É a comunicação, estúpido!

"O povo quer ser ouvido, entender o que é dito e sentir-se representado por quem fala igual".

Por Ana Cristina Cavalcante*

Uma parcela da população há tempos escondida nos armários surge poderosa e ascende ao comando máximo do Brasil. “Como isso foi acontecer?” É a pergunta que ecoa na bolha de uma assombrada inteligentzia nacional. Atônitos, questionam-se sobre o que teria causado mudança tão radical na condução política da nação. Ainda não assimilaram que, apesar dos muitos fatores sociológicos e antropológicos por trás de si, o fenômeno que acaba de se abater sobre a sociedade brasileira tem uma explicação majoritária: é a Comunicação, estúpido!

A fomentar esse tsunami político está a perda completa da capacidade do establishment de comunicar-se com o cidadão comum.

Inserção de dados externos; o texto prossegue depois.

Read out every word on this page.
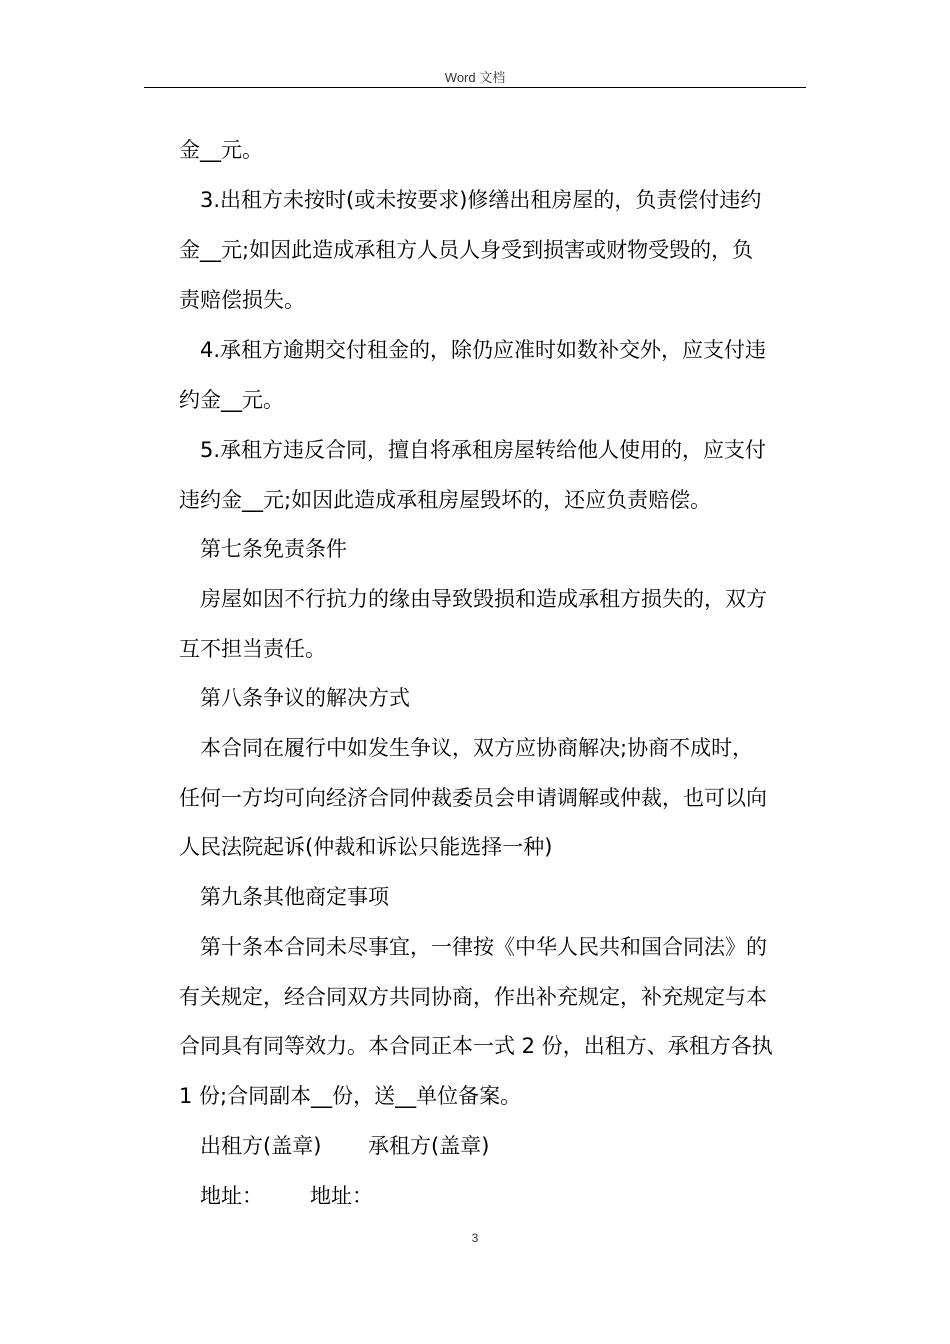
Word 文档
金__元。
3.出租方未按时(或未按要求)修缮出租房屋的，负责偿付违约
金__元;如因此造成承租方人员人身受到损害或财物受毁的，负
责赔偿损失。
4.承租方逾期交付租金的，除仍应准时如数补交外，应支付违
约金__元。
5.承租方违反合同，擅自将承租房屋转给他人使用的，应支付
违约金__元;如因此造成承租房屋毁坏的，还应负责赔偿。
第七条免责条件
房屋如因不行抗力的缘由导致毁损和造成承租方损失的，双方
互不担当责任。
第八条争议的解决方式
本合同在履行中如发生争议，双方应协商解决;协商不成时，
任何一方均可向经济合同仲裁委员会申请调解或仲裁，也可以向
人民法院起诉(仲裁和诉讼只能选择一种)
第九条其他商定事项
第十条本合同未尽事宜，一律按《中华人民共和国合同法》的
有关规定，经合同双方共同协商，作出补充规定，补充规定与本
合同具有同等效力。本合同正本一式 2 份，出租方、承租方各执
1 份;合同副本__份，送__单位备案。
出租方(盖章) 承租方(盖章)
地址： 地址：
3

Ou de simplesmente enxergá-lo! Mulheres e homens submersos no Brasil profundo… Nativos das periferias das grandes cidades, das igrejas, nos estádios ou no metrô… Naquela classe média espremida entre a escola pública e o precário atendimento de saúde, por um lado, e a posse de um smartphone adquirido em 12 parcelas pequenas o suficiente para caberem nos seus três salários mínimos, por outro. Ou ainda, claro, os ricos – uma minoria, é bom que se diga – que apenas não deixaram o cavalo selado passar a galope. Que senso de oportunidade!

O pedantismo de setores da esquerda e o cinismo do centro e de uma direita elitista aliaram-se na ignorância mais absoluta sobre as pessoas que decidiram essa eleição histórica. Abraçados, abriram uma avenida por onde desfilou a extrema-direita, essa sim capaz de falar com a sociedade exaustivamente bombardeada pelo noticiário – um misto de narcisista e alienado das causas sensíveis ao complexo tecido social brasileiro.

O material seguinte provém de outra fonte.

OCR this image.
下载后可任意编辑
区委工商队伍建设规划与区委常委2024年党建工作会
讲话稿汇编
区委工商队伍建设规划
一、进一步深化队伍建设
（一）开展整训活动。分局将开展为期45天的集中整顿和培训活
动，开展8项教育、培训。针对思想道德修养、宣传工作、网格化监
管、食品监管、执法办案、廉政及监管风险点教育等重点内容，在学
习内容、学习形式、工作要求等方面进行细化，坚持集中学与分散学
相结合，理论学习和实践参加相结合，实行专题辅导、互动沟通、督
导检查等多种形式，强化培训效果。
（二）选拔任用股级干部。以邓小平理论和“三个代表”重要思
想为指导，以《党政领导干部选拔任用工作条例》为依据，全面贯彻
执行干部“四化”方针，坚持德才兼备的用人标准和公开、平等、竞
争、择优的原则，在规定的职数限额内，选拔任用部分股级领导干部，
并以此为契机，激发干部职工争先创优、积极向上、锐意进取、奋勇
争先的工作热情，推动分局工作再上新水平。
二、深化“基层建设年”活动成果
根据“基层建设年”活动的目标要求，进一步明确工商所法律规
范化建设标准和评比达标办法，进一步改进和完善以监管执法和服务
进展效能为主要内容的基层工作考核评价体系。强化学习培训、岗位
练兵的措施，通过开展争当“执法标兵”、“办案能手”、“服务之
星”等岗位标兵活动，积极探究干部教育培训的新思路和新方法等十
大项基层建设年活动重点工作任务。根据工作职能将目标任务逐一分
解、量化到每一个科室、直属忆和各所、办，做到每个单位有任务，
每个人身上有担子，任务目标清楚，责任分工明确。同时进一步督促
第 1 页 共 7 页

Não fazia mais diferença o que diziam as manchetes. Mais sentido tinham as mensagens de whatsapp. Um novo meio de comunicação. E, principalmente, um discurso! Muito mais McLuhan; um tanto menos Adorno. Extensão daquilo que o receptor é; e overdose de cultura inferior frankfurtiana.

O recado dado é claro: às favas as boas intenções de uma esquerda que esqueceu da mais básica das noções de linguagem: “interlocutar”… Um verbo mais usado no espanhol, mas que cabe como uma luva! O povo quer ser ouvido, entender o que é dito e sentir-se representado por quem fala igual. “Fala que eu te escuto” em vez de “práxis da dialética”. Perdeu o debate com a recusa de furar a bolha.

E esta foi a espetacular ironia revelada por Mano Brown, dias antes de irmos todos às urnas. Descobrimos, perplexos, que o senso comum prevaleceu. Não eram os 20 centavos! Era o “contra tudo o que está aí”. Teve Copa e golpe. Os fascistas passaram, gritando “viva Ustra!”, e vão governar o Brasil. Não importa perdermos direitos, liberdades ou qualidade de vida. Aprendemos como foram eficientes as platitudes repetidas ad infinitum. Ganharam as eleições e a guerra da comunicação. De lavada, “com Deus acima de todos e Brasil acima de tudo. É isso daí. Tá ok?”

*Ana Cristina Cavalcante é jornalista.